Why Drum Lessons by Video Are Bad Idea

teach yourself drums video

Teaching yourself drums is a great way to learn Animal’s technique…or lack thereof.

“Learn How to Drum Like a Pro in 10 Easy Steps”. Sure, it’s drumming – how hard could it be anyway? All you need is a video and a drum kit and you’re ready to go, right? Sure, if you have no aspirations to learn how to play drums. The truth is that those videos are often devoid of substantial content and fall short of teaching the eager student. Having said that, it is not always “wrong” to use videos – there is a time and a place in your musical development that it is more appropriate.

Correction, Please
It’s obvious that a video cannot provide hands-on correction. Try as they might, the student cannot perfect their position, posture, and technique by watching a video. When these fundamental elements are compromised, the student can develop a long list of bad habits and sloppy traits that will be very difficult to unlearn. Essentially, they’d have to start over again and then what is the point of the short cut? In live drum lessons, the teacher helps students get their hands in the right position, ensures that the student is using more wrist than arm, and makes sure that their posture is good. or see their total posture. Consequently, the student might learn something incorrect, and we all know that unlearning and relearning is much more difficult than learning right the first time.

Short Cuts: You Get What You Pay For
Drum videos tend to be more generalized. They are not tailored to the needs of the student, and they move quickly through the basics. They promise to “Learn Drumming in 10 Easy Steps” but the reality is that they skip, omit, or gloss over important lessons. After a video, you learn how to mimic, not how to master your drum set.

What Would Neil Do?
If you are an advanced drummer who has learned drum theory and foundations, then some of the advanced videos out there are just fine. These advanced videos tend to focus on different techniques and styles versus the basics. Caution: don’t skip ahead to these videos if you’re new. You’ll never be able to “Drum Like Neil Peart” without professional fundamentals – even he would tell that.

Live and In Person
With private drum lessons, you have the benefit of personal instruction, tailored specifically to you. The personalized aspect means that they understand your goals and have created a custom plan that works towards those goals. They will work with the specific style and rhythms that you want to learn, and incorporate other essential drum techniques that will boost your learning, as well as drum notations.

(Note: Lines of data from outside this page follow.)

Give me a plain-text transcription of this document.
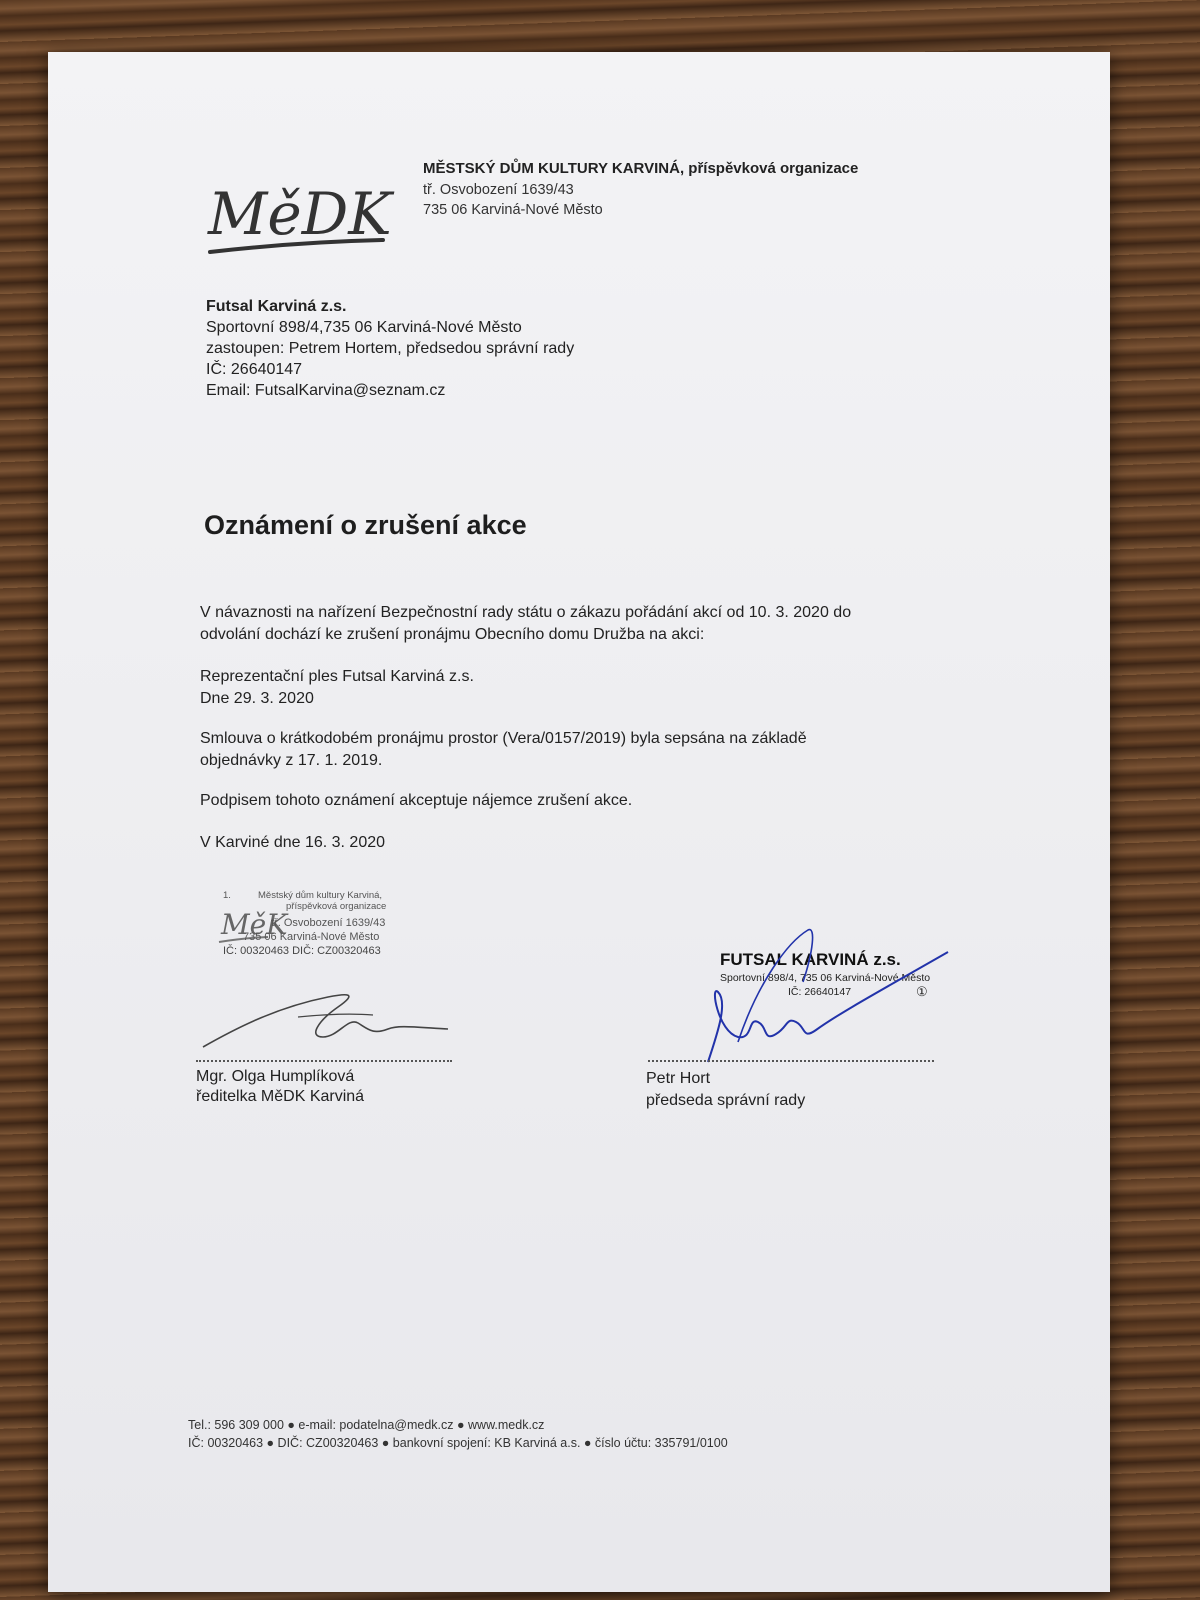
MěDK
MĚSTSKÝ DŮM KULTURY KARVINÁ, příspěvková organizace
tř. Osvobození 1639/43
735 06 Karviná-Nové Město
Futsal Karviná z.s.
Sportovní 898/4,735 06 Karviná-Nové Město
zastoupen: Petrem Hortem, předsedou správní rady
IČ: 26640147
Email: FutsalKarvina@seznam.cz
Oznámení o zrušení akce
V návaznosti na nařízení Bezpečnostní rady státu o zákazu pořádání akcí od 10. 3. 2020 do
odvolání dochází ke zrušení pronájmu Obecního domu Družba na akci:
Reprezentační ples Futsal Karviná z.s.
Dne 29. 3. 2020
Smlouva o krátkodobém pronájmu prostor (Vera/0157/2019) byla sepsána na základě
objednávky z 17. 1. 2019.
Podpisem tohoto oznámení akceptuje nájemce zrušení akce.
V Karviné dne 16. 3. 2020
MěK
1.	Městský dům kultury Karviná,
příspěvková organizace
tř. Osvobození 1639/43
735 06 Karviná-Nové Město
IČ: 00320463 DIČ: CZ00320463	FUTSAL KARVINÁ z.s.
Sportovní 898/4, 735 06 Karviná-Nové Město
IČ: 26640147	①
Mgr. Olga Humplíková
ředitelka MěDK Karviná
Petr Hort
předseda správní rady
Tel.: 596 309 000 ● e-mail: podatelna@medk.cz ● www.medk.cz
IČ: 00320463 ● DIČ: CZ00320463 ● bankovní spojení: KB Karviná a.s. ● číslo účtu: 335791/0100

A good teacher will provide demonstrations using a drum set you are familiar with and will closely monitor your progress as you practice what you learn, correcting technique, movement, style, and position as you go.

Present and Accounted For
With an instructor, you can set goals and meet them, which is an important motivation tool. You also have someone to be accountable to. No video is going to help you pick out a drum set or talk you up when you’re frustrated and ready to quit.

About Those Gigs
It goes without saying that drum lesson videos can’t connect you with other musicians or gigs in the area. There are no student showcases or other performance opportunities, and believe it or not, learning to perform actually takes a little bit of learning itself – better to get that out of the way during student concerts instead of your first big gig.

Drum Teacher Reputation
The drummer on a video might be self-taught or might have picked up a few bad habits themselves that they are about to pass on to the student. Not to say that any drum teachers are perfect, but when you go to a school you get more assurance of the quality of the teacher. You can look at reviews, ask other students or parents, and talk to the school about the qualifications of the teacher. At Elite, for example, we look for drum teachers who have a background not just in drumming, but one of a formal education and experience teaching.

The conclusion is clear and simple. If you want to learn how to play drums well, you it is better to take drum lessons with an informed teacher who can keep you on the straight and narrow during the most critical period of learning. Once you’ve leveled up to advanced, it’s okay to check out some of the techniques and styles of your heroes via video.